An Upper Bound on the Capacity of the DNA Storage Channel

Paved by recent advances in sequencing and synthesis technologies, DNA has evolved to a competitive medium for long-term data storage. In this paper we conduct an information theoretic study of the storage channel - the entity that formulates the relation between stored and sequenced strands. In particular, we derive an upper bound on the Shannon capacity of the channel. In our channel model, we incorporate the main attributes that characterize DNA-based data storage. That is, information is synthesized on many short DNA strands, and each strand is copied many times. Due to the storage and sequencing methods, the receiver draws strands from the original sequences in an uncontrollable manner, where it is possible that copies of the same sequence are drawn multiple times. Additionally, due to imperfections, the obtained strands can be perturbed by errors. We show that for a large range of parameters, the channel decomposes into sub-channels from each input sequence to multiple output sequences, so-called clusters. The cluster sizes hereby follow a Poisson distribution.
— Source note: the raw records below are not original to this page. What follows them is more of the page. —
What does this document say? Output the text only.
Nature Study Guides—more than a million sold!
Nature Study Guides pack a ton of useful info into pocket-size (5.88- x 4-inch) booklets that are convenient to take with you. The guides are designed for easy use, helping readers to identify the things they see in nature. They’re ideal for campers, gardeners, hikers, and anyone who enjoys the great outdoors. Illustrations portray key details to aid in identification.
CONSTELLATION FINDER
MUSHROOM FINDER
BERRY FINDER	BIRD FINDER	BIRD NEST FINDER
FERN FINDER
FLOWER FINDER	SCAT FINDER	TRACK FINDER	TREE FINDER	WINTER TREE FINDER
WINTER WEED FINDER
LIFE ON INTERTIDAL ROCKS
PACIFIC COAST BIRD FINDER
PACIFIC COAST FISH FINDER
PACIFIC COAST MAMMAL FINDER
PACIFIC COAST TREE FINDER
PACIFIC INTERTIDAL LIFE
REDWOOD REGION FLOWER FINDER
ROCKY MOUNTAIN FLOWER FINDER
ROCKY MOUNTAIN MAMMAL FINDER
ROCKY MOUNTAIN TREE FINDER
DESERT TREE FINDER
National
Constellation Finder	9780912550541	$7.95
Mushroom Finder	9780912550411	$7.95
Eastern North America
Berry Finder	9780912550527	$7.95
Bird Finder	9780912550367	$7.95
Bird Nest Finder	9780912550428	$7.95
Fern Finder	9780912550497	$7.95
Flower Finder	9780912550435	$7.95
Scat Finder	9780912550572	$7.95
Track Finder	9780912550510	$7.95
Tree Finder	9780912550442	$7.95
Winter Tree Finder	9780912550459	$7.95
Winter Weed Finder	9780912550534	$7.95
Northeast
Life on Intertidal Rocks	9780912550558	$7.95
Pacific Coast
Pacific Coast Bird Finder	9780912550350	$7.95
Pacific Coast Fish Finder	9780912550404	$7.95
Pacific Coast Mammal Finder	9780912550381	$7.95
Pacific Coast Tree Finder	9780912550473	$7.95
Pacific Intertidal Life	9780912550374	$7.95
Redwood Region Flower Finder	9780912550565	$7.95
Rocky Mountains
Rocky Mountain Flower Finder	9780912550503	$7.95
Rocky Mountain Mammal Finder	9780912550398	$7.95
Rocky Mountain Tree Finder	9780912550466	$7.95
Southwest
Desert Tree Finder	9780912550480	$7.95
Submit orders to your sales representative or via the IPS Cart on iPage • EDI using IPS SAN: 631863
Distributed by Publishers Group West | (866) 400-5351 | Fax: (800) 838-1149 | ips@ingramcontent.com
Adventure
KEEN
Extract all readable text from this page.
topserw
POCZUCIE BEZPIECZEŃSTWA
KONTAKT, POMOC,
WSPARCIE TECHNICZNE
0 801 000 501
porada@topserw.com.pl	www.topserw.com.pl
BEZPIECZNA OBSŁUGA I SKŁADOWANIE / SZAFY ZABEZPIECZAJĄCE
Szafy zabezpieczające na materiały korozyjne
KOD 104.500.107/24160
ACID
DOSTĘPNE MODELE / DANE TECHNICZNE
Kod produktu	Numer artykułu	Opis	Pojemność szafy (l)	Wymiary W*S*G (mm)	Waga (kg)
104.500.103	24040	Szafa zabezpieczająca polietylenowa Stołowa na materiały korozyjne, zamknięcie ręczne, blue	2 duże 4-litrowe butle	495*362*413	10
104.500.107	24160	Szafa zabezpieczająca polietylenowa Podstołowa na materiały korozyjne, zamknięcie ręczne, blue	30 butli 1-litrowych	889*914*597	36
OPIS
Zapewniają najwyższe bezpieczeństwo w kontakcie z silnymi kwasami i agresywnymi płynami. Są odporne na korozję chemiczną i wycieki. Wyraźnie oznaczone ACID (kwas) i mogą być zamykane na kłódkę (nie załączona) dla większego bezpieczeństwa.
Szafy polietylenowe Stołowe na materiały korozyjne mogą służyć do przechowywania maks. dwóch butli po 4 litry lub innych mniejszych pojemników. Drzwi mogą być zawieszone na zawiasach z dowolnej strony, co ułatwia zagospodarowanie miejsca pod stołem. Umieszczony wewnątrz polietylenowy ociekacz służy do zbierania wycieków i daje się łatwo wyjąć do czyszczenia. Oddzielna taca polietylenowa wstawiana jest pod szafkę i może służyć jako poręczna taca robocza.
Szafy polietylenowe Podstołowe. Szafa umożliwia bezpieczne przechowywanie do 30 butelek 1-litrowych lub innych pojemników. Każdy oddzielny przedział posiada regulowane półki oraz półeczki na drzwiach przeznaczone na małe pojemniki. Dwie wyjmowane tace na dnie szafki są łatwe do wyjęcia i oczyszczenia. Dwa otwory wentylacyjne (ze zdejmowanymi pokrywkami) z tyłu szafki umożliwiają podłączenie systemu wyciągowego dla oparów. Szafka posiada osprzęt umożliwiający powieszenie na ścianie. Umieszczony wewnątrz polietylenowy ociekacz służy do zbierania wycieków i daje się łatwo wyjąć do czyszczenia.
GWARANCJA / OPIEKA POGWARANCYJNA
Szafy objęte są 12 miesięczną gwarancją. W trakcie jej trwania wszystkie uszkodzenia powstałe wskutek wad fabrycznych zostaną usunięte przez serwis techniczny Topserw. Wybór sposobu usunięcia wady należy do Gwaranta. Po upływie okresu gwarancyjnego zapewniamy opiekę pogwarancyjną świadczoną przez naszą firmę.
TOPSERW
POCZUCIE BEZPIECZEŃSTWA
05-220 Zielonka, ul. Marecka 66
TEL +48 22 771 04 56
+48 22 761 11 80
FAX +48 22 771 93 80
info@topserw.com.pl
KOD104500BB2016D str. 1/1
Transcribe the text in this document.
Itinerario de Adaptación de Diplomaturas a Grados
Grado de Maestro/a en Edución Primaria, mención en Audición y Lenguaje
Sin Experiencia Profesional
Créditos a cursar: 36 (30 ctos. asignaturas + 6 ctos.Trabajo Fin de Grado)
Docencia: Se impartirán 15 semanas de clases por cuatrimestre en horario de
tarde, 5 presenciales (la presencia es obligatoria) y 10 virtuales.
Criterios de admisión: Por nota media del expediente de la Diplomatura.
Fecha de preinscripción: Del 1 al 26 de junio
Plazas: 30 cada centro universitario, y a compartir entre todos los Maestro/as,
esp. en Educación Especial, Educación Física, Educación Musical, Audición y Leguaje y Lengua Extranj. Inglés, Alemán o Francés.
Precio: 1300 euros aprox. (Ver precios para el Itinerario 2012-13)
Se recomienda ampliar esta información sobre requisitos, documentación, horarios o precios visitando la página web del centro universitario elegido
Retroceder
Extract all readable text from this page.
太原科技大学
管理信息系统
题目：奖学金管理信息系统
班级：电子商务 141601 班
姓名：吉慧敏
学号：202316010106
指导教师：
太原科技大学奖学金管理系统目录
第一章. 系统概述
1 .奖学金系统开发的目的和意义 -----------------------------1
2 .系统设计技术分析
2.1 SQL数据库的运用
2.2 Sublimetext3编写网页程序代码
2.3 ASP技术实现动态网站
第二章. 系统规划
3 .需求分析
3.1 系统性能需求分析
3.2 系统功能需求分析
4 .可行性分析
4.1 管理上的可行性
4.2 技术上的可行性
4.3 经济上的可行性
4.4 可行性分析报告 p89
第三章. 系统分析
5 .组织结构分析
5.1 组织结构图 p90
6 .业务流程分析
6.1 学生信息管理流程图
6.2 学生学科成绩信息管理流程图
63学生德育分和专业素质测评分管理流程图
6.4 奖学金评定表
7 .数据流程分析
Furthermore, the ordering of sub-channels is unknown to the receiver. Our results can be used to guide future experiments for DNA-based data storage by giving an upper bound on the achievable rate of any error-correcting code. We further give a detailed discussion and intuitive interpretation of the channel that provide insights about the nature of the channel and can inspire new ideas for error-correcting codes and decoding methods.